16:07:53.335 [17300.26824] <4> dbc_put: INF - sending 65536 bytes
16:07:53.335 [17300.26824] <2> writeToServer: bytesToSend = 65536 bytes
16:07:53.335 [17300.26824] <2> writeToServer: start send -- try=1
16:08:12.224 [17300.26824] <16> writeToServer: ERR - send() to server
on socket failed:
This message occurs a as a consequence of the OS library call send()
returning a non-zero status attempting to send data to a file
descriptor ( socket ) that is associated with a network connection.
When this failure occurs, dbclient sends a failure status to the media
server and bpbrm terminates the job resulting in the status 13. The OS
library call to recv() data on the media server does not receive any
data or indication from other end of the network connection at the time
of the failure which indicates that the TCP stacks on the two hosts are
not in agreement on the state of the connection.
What we needed to find out was if the problem was occurring in the TCP
stack on the client or appliance side of that connection.
In order to understand this, it was felt necessary to look at the
problem from a TCP level, we hoped that this would show if data was
flowing or if there was a plugin ingest issue.
For this to happen, we would need to perform network packet capture
between the hosts, as well as performing strace on bptm processes
together with full debug logging enabled.
This approach poses a difficult problem based on the intermittent
nature of the failures and the indeterminate time taken for jobs to
fail.
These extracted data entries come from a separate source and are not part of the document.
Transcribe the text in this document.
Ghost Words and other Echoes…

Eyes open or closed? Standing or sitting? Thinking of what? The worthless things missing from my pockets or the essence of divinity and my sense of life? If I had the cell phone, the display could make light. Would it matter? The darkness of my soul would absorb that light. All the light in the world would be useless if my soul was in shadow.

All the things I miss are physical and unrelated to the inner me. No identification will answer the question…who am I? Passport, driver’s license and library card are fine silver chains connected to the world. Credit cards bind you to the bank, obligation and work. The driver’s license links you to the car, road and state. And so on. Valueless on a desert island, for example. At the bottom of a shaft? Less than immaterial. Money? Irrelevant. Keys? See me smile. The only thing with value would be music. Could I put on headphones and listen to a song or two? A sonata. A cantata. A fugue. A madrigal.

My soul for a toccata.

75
The resulting logs would be large and the tcpdump / straces enormous.
We attempted to work around this by rotating the tcp capture logs and
terminating the traces as soon as the job failed in an attempt to
capture the critical information.
However, when we set this test up, the additional load imposed by the
tracing and logging impacted the appliance to such a degree that the
backup eventually failed with a 13, unfortunately we do not feel that
this failure was the same issue seen for earlier failures.
In this case when the job was repeated with tracing turned off it was
successful.
In order to try and prevent the issue occuring we made some
tuning changes to components we felt were potentially the source of the
problem, specifically :
1) Increased the TCP retransmission settings on the client to 15 (
http://support.microsoft.com/default.aspx?scid=kb;en-us;170359)
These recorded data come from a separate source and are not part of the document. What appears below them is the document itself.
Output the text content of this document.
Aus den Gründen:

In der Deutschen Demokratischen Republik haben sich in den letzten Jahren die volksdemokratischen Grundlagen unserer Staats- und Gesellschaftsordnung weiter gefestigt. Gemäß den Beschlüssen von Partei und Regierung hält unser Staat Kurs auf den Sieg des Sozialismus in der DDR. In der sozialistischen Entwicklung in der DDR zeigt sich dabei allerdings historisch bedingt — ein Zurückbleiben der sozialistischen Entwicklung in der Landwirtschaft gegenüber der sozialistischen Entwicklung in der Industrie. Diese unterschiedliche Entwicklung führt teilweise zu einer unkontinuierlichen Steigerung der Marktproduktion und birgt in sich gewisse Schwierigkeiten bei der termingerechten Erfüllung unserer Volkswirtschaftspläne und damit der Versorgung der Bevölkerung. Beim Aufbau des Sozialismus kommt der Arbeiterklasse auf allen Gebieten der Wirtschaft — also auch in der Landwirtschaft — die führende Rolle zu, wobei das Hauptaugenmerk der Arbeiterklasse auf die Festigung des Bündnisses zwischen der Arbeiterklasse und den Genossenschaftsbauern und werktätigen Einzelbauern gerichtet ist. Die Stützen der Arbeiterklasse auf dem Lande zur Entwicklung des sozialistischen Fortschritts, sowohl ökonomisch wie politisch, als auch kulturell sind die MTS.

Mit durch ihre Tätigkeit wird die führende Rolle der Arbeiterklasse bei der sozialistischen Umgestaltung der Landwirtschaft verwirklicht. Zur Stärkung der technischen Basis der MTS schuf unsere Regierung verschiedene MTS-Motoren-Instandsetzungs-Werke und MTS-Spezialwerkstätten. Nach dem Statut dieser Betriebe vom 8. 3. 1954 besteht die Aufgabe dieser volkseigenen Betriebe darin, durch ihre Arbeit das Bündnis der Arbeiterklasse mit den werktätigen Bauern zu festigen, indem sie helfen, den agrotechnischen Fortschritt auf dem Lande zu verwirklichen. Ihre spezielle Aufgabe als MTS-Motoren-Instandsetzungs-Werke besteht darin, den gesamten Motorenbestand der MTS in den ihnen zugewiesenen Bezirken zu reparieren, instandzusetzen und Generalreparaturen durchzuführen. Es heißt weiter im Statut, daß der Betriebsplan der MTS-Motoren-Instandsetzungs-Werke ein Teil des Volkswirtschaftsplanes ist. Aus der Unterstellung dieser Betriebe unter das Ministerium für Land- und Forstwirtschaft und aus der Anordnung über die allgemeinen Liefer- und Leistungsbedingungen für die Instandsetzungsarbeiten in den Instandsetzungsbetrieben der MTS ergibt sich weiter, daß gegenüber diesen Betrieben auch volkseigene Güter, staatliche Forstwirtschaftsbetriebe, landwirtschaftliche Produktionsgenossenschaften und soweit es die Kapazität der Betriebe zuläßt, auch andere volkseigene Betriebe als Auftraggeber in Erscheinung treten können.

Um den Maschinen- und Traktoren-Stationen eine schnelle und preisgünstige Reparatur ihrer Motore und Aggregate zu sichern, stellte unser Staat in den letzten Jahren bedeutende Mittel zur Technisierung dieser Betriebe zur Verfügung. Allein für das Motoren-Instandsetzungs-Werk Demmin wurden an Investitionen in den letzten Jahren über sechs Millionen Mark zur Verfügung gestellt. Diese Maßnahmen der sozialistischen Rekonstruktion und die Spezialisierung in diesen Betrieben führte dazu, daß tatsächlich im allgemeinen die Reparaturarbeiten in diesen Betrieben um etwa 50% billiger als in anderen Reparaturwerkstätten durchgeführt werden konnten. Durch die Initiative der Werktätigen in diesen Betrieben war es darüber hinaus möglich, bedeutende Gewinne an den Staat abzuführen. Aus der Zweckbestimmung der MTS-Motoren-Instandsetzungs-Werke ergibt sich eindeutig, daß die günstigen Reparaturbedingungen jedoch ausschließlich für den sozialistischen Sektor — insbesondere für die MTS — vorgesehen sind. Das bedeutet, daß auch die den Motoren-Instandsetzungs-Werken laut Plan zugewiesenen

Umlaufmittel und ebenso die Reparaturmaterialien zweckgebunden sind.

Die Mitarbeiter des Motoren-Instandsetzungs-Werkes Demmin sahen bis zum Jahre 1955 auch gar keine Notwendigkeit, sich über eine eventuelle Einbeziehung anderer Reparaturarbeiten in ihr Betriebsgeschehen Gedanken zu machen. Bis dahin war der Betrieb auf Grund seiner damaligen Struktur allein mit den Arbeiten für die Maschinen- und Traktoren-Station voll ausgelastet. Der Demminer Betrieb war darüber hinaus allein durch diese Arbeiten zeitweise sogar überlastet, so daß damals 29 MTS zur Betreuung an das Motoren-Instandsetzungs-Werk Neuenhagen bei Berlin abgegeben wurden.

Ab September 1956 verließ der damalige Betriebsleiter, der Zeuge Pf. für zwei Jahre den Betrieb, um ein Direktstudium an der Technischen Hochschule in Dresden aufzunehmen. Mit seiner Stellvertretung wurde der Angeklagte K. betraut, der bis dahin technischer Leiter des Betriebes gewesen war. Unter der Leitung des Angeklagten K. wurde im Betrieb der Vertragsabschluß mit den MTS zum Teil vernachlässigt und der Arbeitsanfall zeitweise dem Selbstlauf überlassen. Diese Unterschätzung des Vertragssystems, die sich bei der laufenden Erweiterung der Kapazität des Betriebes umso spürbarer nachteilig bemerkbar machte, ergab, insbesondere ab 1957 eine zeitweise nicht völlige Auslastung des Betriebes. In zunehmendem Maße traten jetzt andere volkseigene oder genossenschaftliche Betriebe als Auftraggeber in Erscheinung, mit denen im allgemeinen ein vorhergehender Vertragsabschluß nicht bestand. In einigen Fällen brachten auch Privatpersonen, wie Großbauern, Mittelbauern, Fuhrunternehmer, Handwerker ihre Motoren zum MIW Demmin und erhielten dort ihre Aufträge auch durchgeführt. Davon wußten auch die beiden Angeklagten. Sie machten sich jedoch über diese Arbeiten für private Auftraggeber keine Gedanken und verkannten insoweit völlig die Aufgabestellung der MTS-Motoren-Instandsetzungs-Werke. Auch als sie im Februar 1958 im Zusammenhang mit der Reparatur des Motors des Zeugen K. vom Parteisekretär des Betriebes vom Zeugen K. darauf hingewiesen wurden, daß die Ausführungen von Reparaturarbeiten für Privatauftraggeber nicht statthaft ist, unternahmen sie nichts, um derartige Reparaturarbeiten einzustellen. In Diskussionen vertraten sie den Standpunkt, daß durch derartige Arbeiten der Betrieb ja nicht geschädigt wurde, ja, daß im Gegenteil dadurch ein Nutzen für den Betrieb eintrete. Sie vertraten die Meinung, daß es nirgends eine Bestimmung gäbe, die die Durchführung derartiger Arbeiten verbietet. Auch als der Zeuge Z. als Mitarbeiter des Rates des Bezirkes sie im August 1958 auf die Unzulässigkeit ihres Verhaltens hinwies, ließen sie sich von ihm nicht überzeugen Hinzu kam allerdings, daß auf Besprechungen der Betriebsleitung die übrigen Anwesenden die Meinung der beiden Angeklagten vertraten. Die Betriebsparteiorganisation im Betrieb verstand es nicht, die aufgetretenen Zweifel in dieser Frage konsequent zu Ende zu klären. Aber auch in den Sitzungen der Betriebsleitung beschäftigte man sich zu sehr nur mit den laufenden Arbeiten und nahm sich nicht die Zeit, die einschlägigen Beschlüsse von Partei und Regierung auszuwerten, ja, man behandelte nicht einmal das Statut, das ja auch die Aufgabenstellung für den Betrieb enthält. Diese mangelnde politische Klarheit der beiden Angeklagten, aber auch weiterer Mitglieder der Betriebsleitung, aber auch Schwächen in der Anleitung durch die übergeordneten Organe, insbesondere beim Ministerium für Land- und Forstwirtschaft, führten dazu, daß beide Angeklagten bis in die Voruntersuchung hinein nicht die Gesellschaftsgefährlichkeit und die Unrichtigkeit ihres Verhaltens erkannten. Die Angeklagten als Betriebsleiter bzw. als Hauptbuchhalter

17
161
2) Implemented following settings on the appliance :
echo 128 > /usr/openv/netbackup/db/config/CD_NUMBER_DATA_BUFFERS
echo 524288 > /usr/openv/netbackup/db/config/CD_SIZE_DATA_BUFFERS
echo 180 > /usr/openv/netbackup/db/config/CD_UPDATE_INTERVAL
touch /usr/openv/netbackup/db/config/CD_WHOLE_IMAGE_COPY
echo 0 > /usr/openv/netbackup/NET_BUFFER_SZ
echo 0 > /usr/openv/netbackup/NET_BUFFER_REST
echo 256 > /usr/openv/netbackup/db/config/NUMBER_DATA_BUFFERS
echo 512 > /usr/openv/netbackup/db/config/NUMBER_DATA_BUFFERS_DISK
echo 16 > /usr/openv/netbackup/db/config/NUMBER_DATA_BUFFERS_FT
echo 1500 > /usr/openv/netbackup/db/config/OS_CD_BUSY_RETRY_LIMIT
echo 262144 > /usr/openv/netbackup/db/config/SIZE_DATA_BUFFERS
echo 1048576 > /usr/openv/netbackup/db/config/SIZE_DATA_BUFFERS_DISK
echo 262144 > /usr/openv/netbackup/db/config/SIZE_DATA_BUFFERS_FT
echo 3600 > /usr/openv/netbackup/db/config/DPS_PROXYDEFAULTRECVTMO
echo 3600 > /usr/openv/netbackup/db/config/DPS_PROXYDEFAULTSENDTMO
touch /usr/openv/netbackup/db/config/DPS_PROXYNOEXPIRE
echo 5000 > /usr/openv/netbackup/db/config/MAX_FILES_PER_ADD
3) Set /usr/openv/pdde/pdcr/etc/contentrouter.cfg
PrefetchThreadNum=16
MaxNumCaches=1024
ReadBufferSize=65536
WorkerThreads=128
4) Set /usr/openv/lib/ost-plugins/pd.conf
PREFETCH_SIZE = 67108864
CR_STATS_TIMER = 300
5) Modified the "Client Communication Buffer size"
Host properties --> Client Settings --> Communication Buffer size set
to 256kb
6) MSSQL script was modified :
BUFFERCOUNT to 2
STRIPE to 4
7) Additionally we would always advise to check the "resolution"
section of this technote http://www.symantec.com/docs/TECH37372.